What’s a werewolf site without info on wolf gods? Today’s wolf god is Wepwawet, a deity associated with the city of Asyut in Upper Egypt, later called Lycopolis (the City of the Wolves) in the Graeco-Roman period. Wepwawet is often confused with the god Anubis since they are both depicted as a man with the head of a jackal or wolf. But Wepwawet was usually shown with a wolf head, hence the name of his city. While shown in jackal form he still had gray fur, more like a wolf than a jackal.
Wepwawet was known as the Opener of the Way – the god who guided the souls of the dead through Duat (an area in Egyptian belief that resembles the early Christian idea of purgatory) and was also believed to be incredibly fierce.
Some historians believe that Wepwawet was a representation of a pharaoh (or maybe ever several pharaohs) of the Old Kingdom who wished to have wolf-like traits contributed to them. This is the reason this god was often considered the “champion of royalty” and something of a war deity.
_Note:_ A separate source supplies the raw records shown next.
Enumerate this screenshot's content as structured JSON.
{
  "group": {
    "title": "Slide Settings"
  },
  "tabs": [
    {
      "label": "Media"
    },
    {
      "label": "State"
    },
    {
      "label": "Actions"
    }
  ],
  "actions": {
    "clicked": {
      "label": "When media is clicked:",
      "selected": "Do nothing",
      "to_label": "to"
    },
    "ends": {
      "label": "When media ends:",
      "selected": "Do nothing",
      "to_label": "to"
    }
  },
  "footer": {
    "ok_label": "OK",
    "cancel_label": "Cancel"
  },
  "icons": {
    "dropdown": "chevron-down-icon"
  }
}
A tablet from Sinai says that Wepwawet “opened the way” for the “great victory” of King Sekhemket (a pharaoh of the third dynasty), over his enemies, which suggests that the pharaoh could have been aggressive and wolf-like in battle.
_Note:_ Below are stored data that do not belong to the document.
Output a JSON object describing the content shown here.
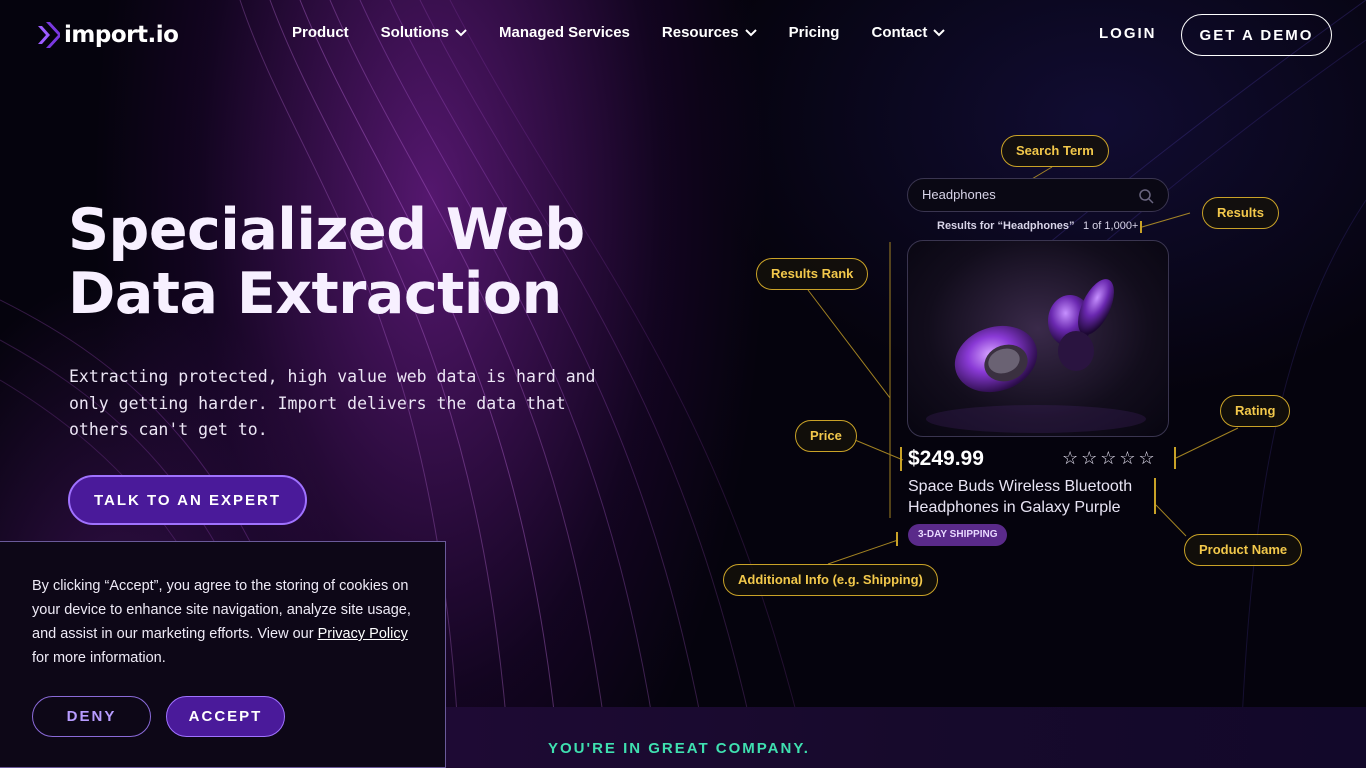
{
  "brand": {
    "logo_text": "import.io",
    "accent_color": "#4a1a9a",
    "highlight_color": "#f2c84b",
    "teal_color": "#3fe0b0"
  },
  "nav": {
    "items": [
      {
        "label": "Product",
        "has_dropdown": false
      },
      {
        "label": "Solutions",
        "has_dropdown": true
      },
      {
        "label": "Managed Services",
        "has_dropdown": false
      },
      {
        "label": "Resources",
        "has_dropdown": true
      },
      {
        "label": "Pricing",
        "has_dropdown": false
      },
      {
        "label": "Contact",
        "has_dropdown": true
      }
    ],
    "login_label": "LOGIN",
    "demo_label": "GET A DEMO"
  },
  "hero": {
    "title_line1": "Specialized Web",
    "title_line2": "Data Extraction",
    "subtitle": "Extracting protected, high value web data is hard and only getting harder. Import delivers the data that others can't get to.",
    "cta_label": "TALK TO AN EXPERT"
  },
  "illustration": {
    "tags": {
      "search_term": "Search Term",
      "results": "Results",
      "results_rank": "Results Rank",
      "price": "Price",
      "rating": "Rating",
      "product_name": "Product Name",
      "additional_info": "Additional Info (e.g. Shipping)"
    },
    "search_value": "Headphones",
    "results_text": "Results for “Headphones”",
    "results_count": "1 of 1,000+",
    "price": "$249.99",
    "rating_stars": "☆☆☆☆☆",
    "product_name": "Space Buds Wireless Bluetooth Headphones in Galaxy Purple",
    "shipping_badge": "3-DAY SHIPPING"
  },
  "cookie": {
    "text_before_link": "By clicking “Accept”, you agree to the storing of cookies on your device to enhance site navigation, analyze site usage, and assist in our marketing efforts. View our ",
    "link_text": "Privacy Policy",
    "text_after_link": " for more information.",
    "deny_label": "DENY",
    "accept_label": "ACCEPT"
  },
  "trust": {
    "label": "YOU'RE IN GREAT COMPANY."
  }
}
Images of the god show him in Egyptian military clothing and carrying either a mace or a bow. In some depictions, he is shown carrying the mace of King Nermar, as Egyptian pharaoh who reigned in the 31st century BC. But later, as Wepwawet became assimilated into the traditional Egyptian pantheon, he became portrayed as the son of Anubis (probably because they look so much alike), although some traditions describe him as the son of the serpent god Set.